We already have a process in place to run periodically on the redis slaves and ensure that they're replicating properly. If there's a problem, it re-starts replication ONCE INSTANCE AT A TIME and makes sure everything is running well.
So what I'd like is a config directive in redis that says "if you're a slave and you lose contact with the master, do not re-sync." The idea is that I'd set this to true (it'd be false by default) and then my exiting script would handle those occasional times when slaves get disconnected.
Looking at the redis code, this should be fairly straightforward.
Comments or objections?
|Re: feature request discussion: non-restarting replication||Scott Smith||2/22/12 2:18 PM|
+1 on that.
We experience the same problem if a host restarts. Is there a solution that would solve for both scenarios?
|Re: feature request discussion: non-restarting replication||Josiah Carlson||2/22/12 2:25 PM|
Scott: If you don't want replication when Redis first starts up,
disable replication in the configuration file, then enable it once it
is started via "SLAVEOF host port".
On Wed, Feb 22, 2012 at 2:18 PM, Scott Smith <sc...@ohlol.net> wrote:
|Re: feature request discussion: non-restarting replication||Jeremy Zawodny||2/22/12 2:27 PM|
Yes, that's what we do as well.
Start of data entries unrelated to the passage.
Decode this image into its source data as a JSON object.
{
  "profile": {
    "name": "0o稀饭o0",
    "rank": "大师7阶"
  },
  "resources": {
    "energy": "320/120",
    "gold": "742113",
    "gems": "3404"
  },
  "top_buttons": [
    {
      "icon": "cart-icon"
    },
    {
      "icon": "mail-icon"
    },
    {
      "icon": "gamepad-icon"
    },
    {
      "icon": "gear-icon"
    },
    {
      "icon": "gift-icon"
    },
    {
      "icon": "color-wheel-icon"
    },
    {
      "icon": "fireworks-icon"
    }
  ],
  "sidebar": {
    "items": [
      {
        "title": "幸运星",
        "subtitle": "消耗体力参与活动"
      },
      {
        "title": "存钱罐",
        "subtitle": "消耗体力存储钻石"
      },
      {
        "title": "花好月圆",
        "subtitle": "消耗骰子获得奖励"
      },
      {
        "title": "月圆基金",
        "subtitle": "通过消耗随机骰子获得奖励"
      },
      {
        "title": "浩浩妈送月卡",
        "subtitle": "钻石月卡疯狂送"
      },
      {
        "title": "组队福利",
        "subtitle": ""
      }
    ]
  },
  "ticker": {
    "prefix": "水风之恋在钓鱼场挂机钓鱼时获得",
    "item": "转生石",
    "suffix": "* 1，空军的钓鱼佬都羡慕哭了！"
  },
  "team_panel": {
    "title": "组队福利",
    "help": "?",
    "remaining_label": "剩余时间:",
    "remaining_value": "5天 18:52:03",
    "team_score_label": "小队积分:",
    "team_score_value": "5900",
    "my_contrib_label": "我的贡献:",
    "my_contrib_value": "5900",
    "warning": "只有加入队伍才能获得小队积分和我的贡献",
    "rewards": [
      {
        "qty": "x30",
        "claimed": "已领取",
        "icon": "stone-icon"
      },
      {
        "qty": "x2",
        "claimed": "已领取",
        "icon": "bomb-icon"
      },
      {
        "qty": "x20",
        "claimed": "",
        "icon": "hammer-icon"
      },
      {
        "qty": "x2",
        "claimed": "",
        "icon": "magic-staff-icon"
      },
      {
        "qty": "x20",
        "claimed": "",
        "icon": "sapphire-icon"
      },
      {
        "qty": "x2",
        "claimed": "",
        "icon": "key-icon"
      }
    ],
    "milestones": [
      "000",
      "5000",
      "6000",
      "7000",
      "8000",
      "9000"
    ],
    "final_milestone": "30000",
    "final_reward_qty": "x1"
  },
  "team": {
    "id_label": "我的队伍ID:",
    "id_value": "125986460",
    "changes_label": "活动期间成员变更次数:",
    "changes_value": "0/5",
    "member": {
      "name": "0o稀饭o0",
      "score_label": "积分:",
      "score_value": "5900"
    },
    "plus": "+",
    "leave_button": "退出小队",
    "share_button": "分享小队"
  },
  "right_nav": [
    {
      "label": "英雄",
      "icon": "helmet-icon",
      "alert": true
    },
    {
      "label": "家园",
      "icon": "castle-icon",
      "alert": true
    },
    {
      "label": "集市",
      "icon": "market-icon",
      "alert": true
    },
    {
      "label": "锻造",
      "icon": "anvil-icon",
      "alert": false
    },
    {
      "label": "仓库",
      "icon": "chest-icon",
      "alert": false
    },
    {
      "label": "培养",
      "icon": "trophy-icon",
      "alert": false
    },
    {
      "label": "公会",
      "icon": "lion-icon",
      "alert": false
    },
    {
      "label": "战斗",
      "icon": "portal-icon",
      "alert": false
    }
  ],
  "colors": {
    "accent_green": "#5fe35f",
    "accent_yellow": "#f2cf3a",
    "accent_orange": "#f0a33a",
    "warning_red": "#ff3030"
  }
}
That fixes the "at boot" DoS but not the random network fail case.
|Re: feature request discussion: non-restarting replication||Josiah Carlson||2/22/12 2:30 PM|
I can see the use of this, but I can't help but think that this is one
of those things that maybe should be a special command instead of a
configuration option. The command would be something like "SLAVEOF
host port ONCE", which says that it will slave to that master until
the link goes down, then it won't reconnect.
Why not a config file option? Because configuration files are the
|Re: feature request discussion: non-restarting replication||Jan Oberst||2/22/12 4:06 PM|
I agree with Josiah here.
Our config also has slaves start as masters. After boot we set SLAVEOF one machine after the next, like Jeremy mentioned.
We use a central management script that keeps track of all our redis machines. I think SLAVEOF ... ONCE would work well, because all we'd have to change is the central management tool.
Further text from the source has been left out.